Cyberattacken
Geheimdienste warnen vor russischen Angriffen auf WhatsApp
Veröffentlicht:
von Nadine von Parseval:newstime
Geheimdienste warnen vor WhatsApp-Hacks
Videoclip • 01:32 Min • Ab 12
Messenger wie WhatsApp und Signal gelten wegen ihrer Verschlüsselung als besonders sicher. Doch laut niederländischen Geheimdiensten geraten sie zunehmend ins Visier russischer Hacker. Die Angreifer:innen setzen dabei auf eine bekannte Methode.
Das Wichtigste in Kürze
Niederländische Geheimdienste warnen vor gezielten Hackerangriffen auf WhatsApp- und Signal-Konten.
Angreifer:innen versuchen per Social Engineering Zugang zu Nutzerkonten zu bekommen.
Nutzer:innen sollten keine PIN- oder Verifizierungscodes weitergeben und gekoppelte Geräte prüfen.
Messenger-Dienste wie WhatsApp und Signal gelten eigentlich als besonders sicher. Grund dafür ist die Ende-zu-Ende-Verschlüsselung, durch die Chat-Inhalte nur von Sender:innen und Empfänger:innen gelesen werden können. Die Übertragung der Nachrichten erfolgt verschlüsselt und gilt grundsätzlich als gut geschützt.
Dennoch warnen nun die niederländischen Geheimdienste MIVD und AIVD vor einer neuen Angriffswelle. Demnach sollen russische Hacker gezielt versuchen, Nutzerkonten bei WhatsApp, wo gerade auch neue Funktionen getestet werden, und Signal zu übernehmen. Laut einer aktuellen Meldung sind bereits niederländische Regierungsangestellte betroffen, wie futurezone.at berichtet.
Hacker greifen Nutzer statt Verschlüsselung an
Die Angreifer:innen versuchen allerdings nicht, die Verschlüsselung der Messenger zu knacken oder Sicherheitslücken auszunutzen. Stattdessen setzen sie auf sogenanntes Social Engineering. Dabei manipulieren sie ihre Opfer, um Zugang zu Geräten oder Nutzerkonten zu erhalten.
Eine Methode besteht darin, sich als offizieller Support von WhatsApp oder Signal auszugeben. In solchen Nachrichten fordern die Betrüger:innen Nutzer:innen auf, persönliche PIN-Codes zu übermitteln. Mit diesen Informationen könnten die Täter:innen ein Konto übernehmen.

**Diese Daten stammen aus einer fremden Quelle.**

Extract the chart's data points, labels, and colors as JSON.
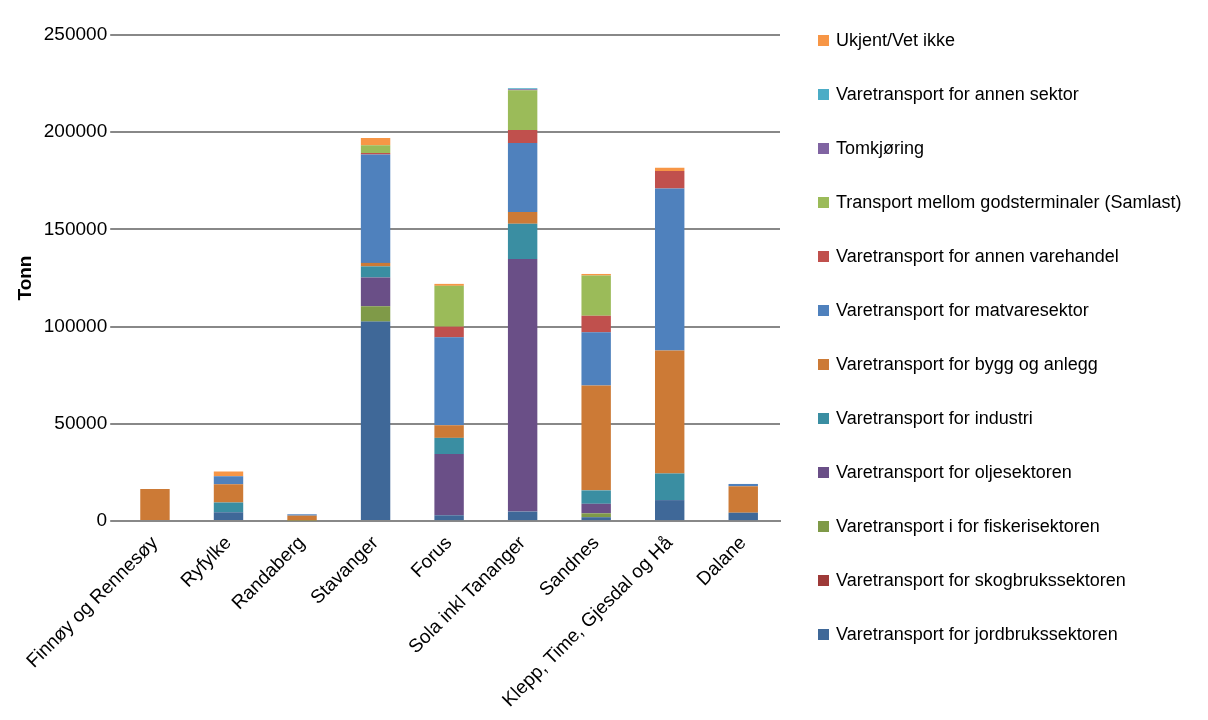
{
  "chart_data": {
    "type": "bar",
    "stacked": true,
    "ylabel": "Tonn",
    "categories": [
      "Finnøy og Rennesøy",
      "Ryfylke",
      "Randaberg",
      "Stavanger",
      "Forus",
      "Sola inkl Tananger",
      "Sandnes",
      "Klepp, Time, Gjesdal og Hå",
      "Dalane"
    ],
    "ylim": [
      0,
      250000
    ],
    "yticks": [
      0,
      50000,
      100000,
      150000,
      200000,
      250000
    ],
    "grid": "y",
    "legend": "right",
    "series": [
      {
        "name": "Varetransport for jordbrukssektoren",
        "color": "#3f6898",
        "values": [
          0,
          4500,
          0,
          102600,
          3000,
          4900,
          2000,
          10800,
          4300
        ]
      },
      {
        "name": "Varetransport for skogbrukssektoren",
        "color": "#9e3a38",
        "values": [
          0,
          0,
          0,
          0,
          0,
          0,
          0,
          0,
          0
        ]
      },
      {
        "name": "Varetransport i for fiskerisektoren",
        "color": "#7f9a48",
        "values": [
          0,
          0,
          300,
          7900,
          0,
          0,
          2000,
          0,
          0
        ]
      },
      {
        "name": "Varetransport for oljesektoren",
        "color": "#6a4f87",
        "values": [
          0,
          0,
          0,
          14800,
          31500,
          129900,
          4900,
          0,
          0
        ]
      },
      {
        "name": "Varetransport for industri",
        "color": "#3a8ea2",
        "values": [
          0,
          5000,
          0,
          5700,
          8300,
          18100,
          6900,
          13700,
          0
        ]
      },
      {
        "name": "Varetransport for bygg og anlegg",
        "color": "#cc7a36",
        "values": [
          16500,
          9500,
          2500,
          1800,
          6500,
          6100,
          53900,
          63300,
          13600
        ]
      },
      {
        "name": "Varetransport for matvaresektor",
        "color": "#4f81bd",
        "values": [
          0,
          4000,
          700,
          55800,
          45200,
          35400,
          27400,
          83300,
          1200
        ]
      },
      {
        "name": "Varetransport for annen varehandel",
        "color": "#c0504d",
        "values": [
          0,
          0,
          0,
          700,
          5500,
          6700,
          8500,
          8900,
          0
        ]
      },
      {
        "name": "Transport mellom godsterminaler (Samlast)",
        "color": "#9bbb59",
        "values": [
          0,
          0,
          0,
          4000,
          21000,
          20500,
          20700,
          0,
          0
        ]
      },
      {
        "name": "Tomkjøring",
        "color": "#8064a2",
        "values": [
          0,
          0,
          0,
          0,
          0,
          500,
          0,
          0,
          0
        ]
      },
      {
        "name": "Varetransport for annen sektor",
        "color": "#4bacc6",
        "values": [
          0,
          0,
          0,
          0,
          0,
          500,
          0,
          0,
          0
        ]
      },
      {
        "name": "Ukjent/Vet ikke",
        "color": "#f79646",
        "values": [
          0,
          2500,
          0,
          3700,
          1000,
          0,
          800,
          1700,
          0
        ]
      }
    ]
  }
}
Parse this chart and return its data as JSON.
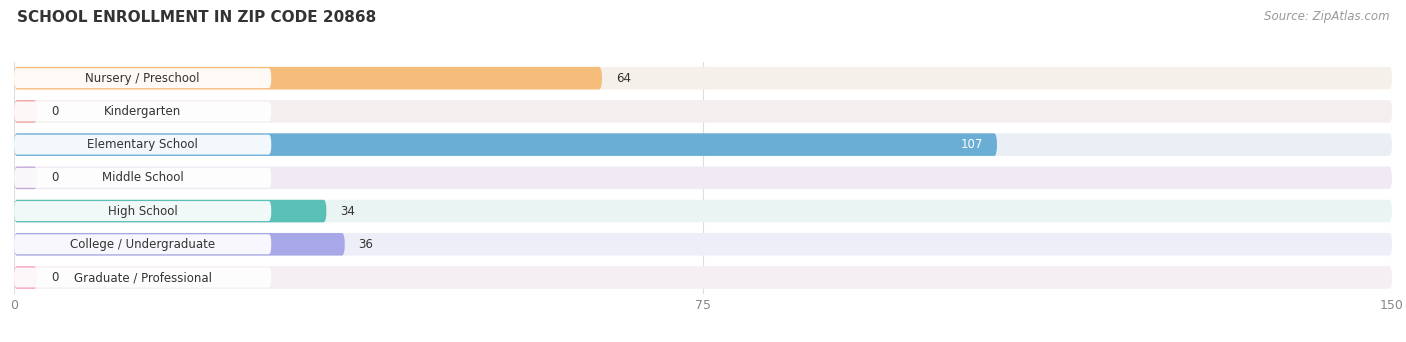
{
  "title": "SCHOOL ENROLLMENT IN ZIP CODE 20868",
  "source": "Source: ZipAtlas.com",
  "categories": [
    "Nursery / Preschool",
    "Kindergarten",
    "Elementary School",
    "Middle School",
    "High School",
    "College / Undergraduate",
    "Graduate / Professional"
  ],
  "values": [
    64,
    0,
    107,
    0,
    34,
    36,
    0
  ],
  "bar_colors": [
    "#f5bc7a",
    "#f0a0a0",
    "#6aaed6",
    "#c4a8d8",
    "#5abfb5",
    "#a8a8e8",
    "#f5a0bc"
  ],
  "bar_bg_colors": [
    "#f5f0ea",
    "#f5eeee",
    "#eaeff5",
    "#f0eaf5",
    "#eaf5f3",
    "#eeeef8",
    "#f5eef2"
  ],
  "xlim": [
    0,
    150
  ],
  "xticks": [
    0,
    75,
    150
  ],
  "title_fontsize": 11,
  "source_fontsize": 8.5,
  "bar_label_fontsize": 8.5,
  "category_fontsize": 8.5,
  "background_color": "#ffffff",
  "grid_color": "#dddddd",
  "text_color": "#333333",
  "source_color": "#999999"
}
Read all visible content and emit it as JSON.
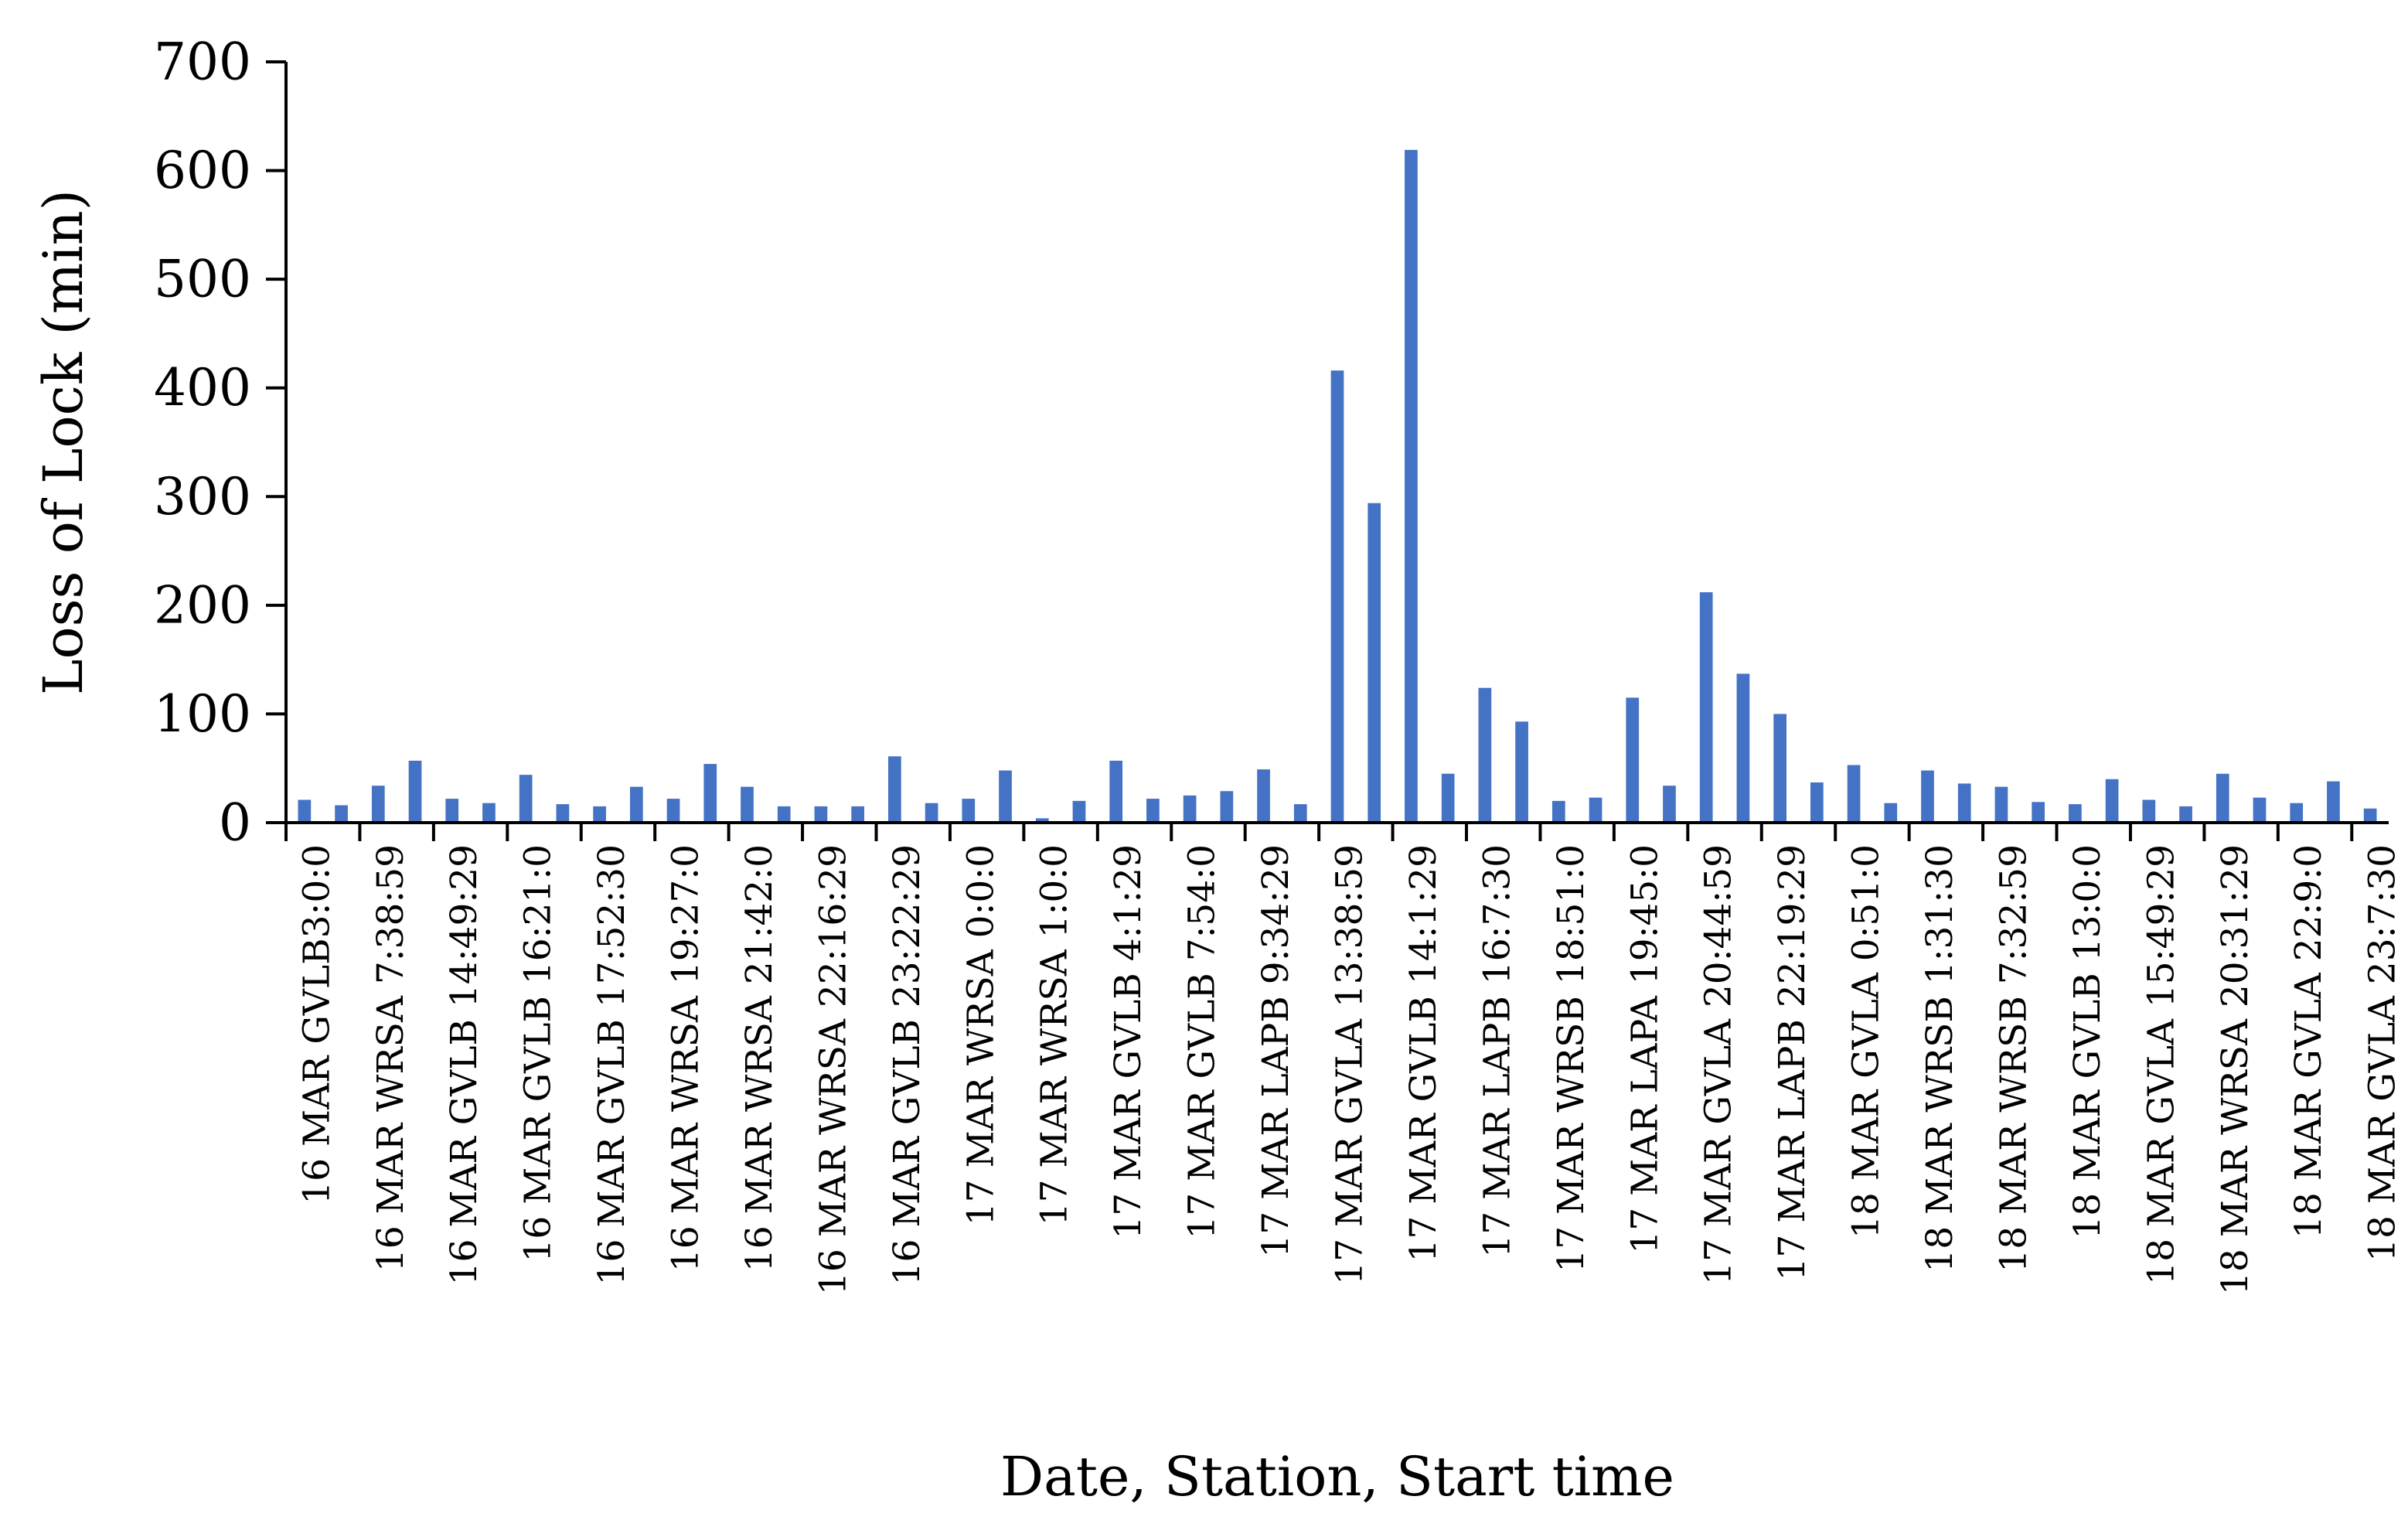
{
  "chart_data": {
    "type": "bar",
    "title": "",
    "xlabel": "Date, Station, Start time",
    "ylabel": "Loss of Lock (min)",
    "ylim": [
      0,
      700
    ],
    "yticks": [
      0,
      100,
      200,
      300,
      400,
      500,
      600,
      700
    ],
    "grid": false,
    "bar_color": "#4472C4",
    "labeled_every": 2,
    "categories": [
      "16 MAR GVLB3:0:0",
      "",
      "16 MAR WRSA 7:38:59",
      "",
      "16 MAR GVLB 14:49:29",
      "",
      "16 MAR GVLB 16:21:0",
      "",
      "16 MAR GVLB 17:52:30",
      "",
      "16 MAR WRSA 19:27:0",
      "",
      "16 MAR WRSA 21:42:0",
      "",
      "16 MAR WRSA 22:16:29",
      "",
      "16 MAR GVLB 23:22:29",
      "",
      "17 MAR WRSA 0:0:0",
      "",
      "17 MAR WRSA 1:0:0",
      "",
      "17 MAR GVLB 4:1:29",
      "",
      "17 MAR GVLB 7:54:0",
      "",
      "17 MAR LAPB 9:34:29",
      "",
      "17 MAR GVLA 13:38:59",
      "",
      "17 MAR GVLB 14:1:29",
      "",
      "17 MAR LAPB 16:7:30",
      "",
      "17 MAR WRSB 18:51:0",
      "",
      "17 MAR LAPA 19:45:0",
      "",
      "17 MAR GVLA 20:44:59",
      "",
      "17 MAR LAPB 22:19:29",
      "",
      "18 MAR GVLA 0:51:0",
      "",
      "18 MAR WRSB 1:31:30",
      "",
      "18 MAR WRSB 7:32:59",
      "",
      "18 MAR GVLB 13:0:0",
      "",
      "18 MAR GVLA 15:49:29",
      "",
      "18 MAR WRSA 20:31:29",
      "",
      "18 MAR GVLA 22:9:0",
      "",
      "18 MAR GVLA 23:7:30"
    ],
    "values": [
      21,
      16,
      34,
      57,
      22,
      18,
      44,
      17,
      15,
      33,
      22,
      54,
      33,
      15,
      15,
      15,
      61,
      18,
      22,
      48,
      4,
      20,
      57,
      22,
      25,
      29,
      49,
      17,
      416,
      294,
      619,
      45,
      124,
      93,
      20,
      23,
      115,
      34,
      212,
      137,
      100,
      37,
      53,
      18,
      48,
      36,
      33,
      19,
      17,
      40,
      21,
      15,
      45,
      23,
      18,
      38,
      13
    ]
  }
}
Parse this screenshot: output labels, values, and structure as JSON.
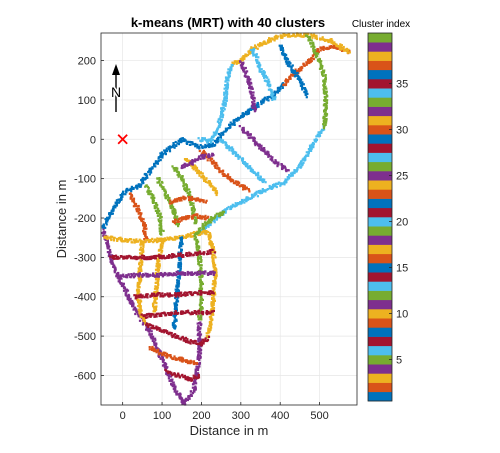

Angriff über verknüpfte Geräte
Eine weitere Masche betrifft gekoppelte Geräte. Dabei versuchen die Angreifer, ein eigenes Gerät mit dem Konto des Opfers zu verbinden und anschließend an den dafür nötigen Verifizierungscode zu gelangen.
Gelingt das, können die Täter:innen sämtliche Nachrichten mitlesen und sogar selbst Nachrichten im Namen des Opfers verschicken. Diese Methode wird als "Ghost Pairing" bezeichnet und ist bereits länger auch bei Betrüger:innen im Einsatz.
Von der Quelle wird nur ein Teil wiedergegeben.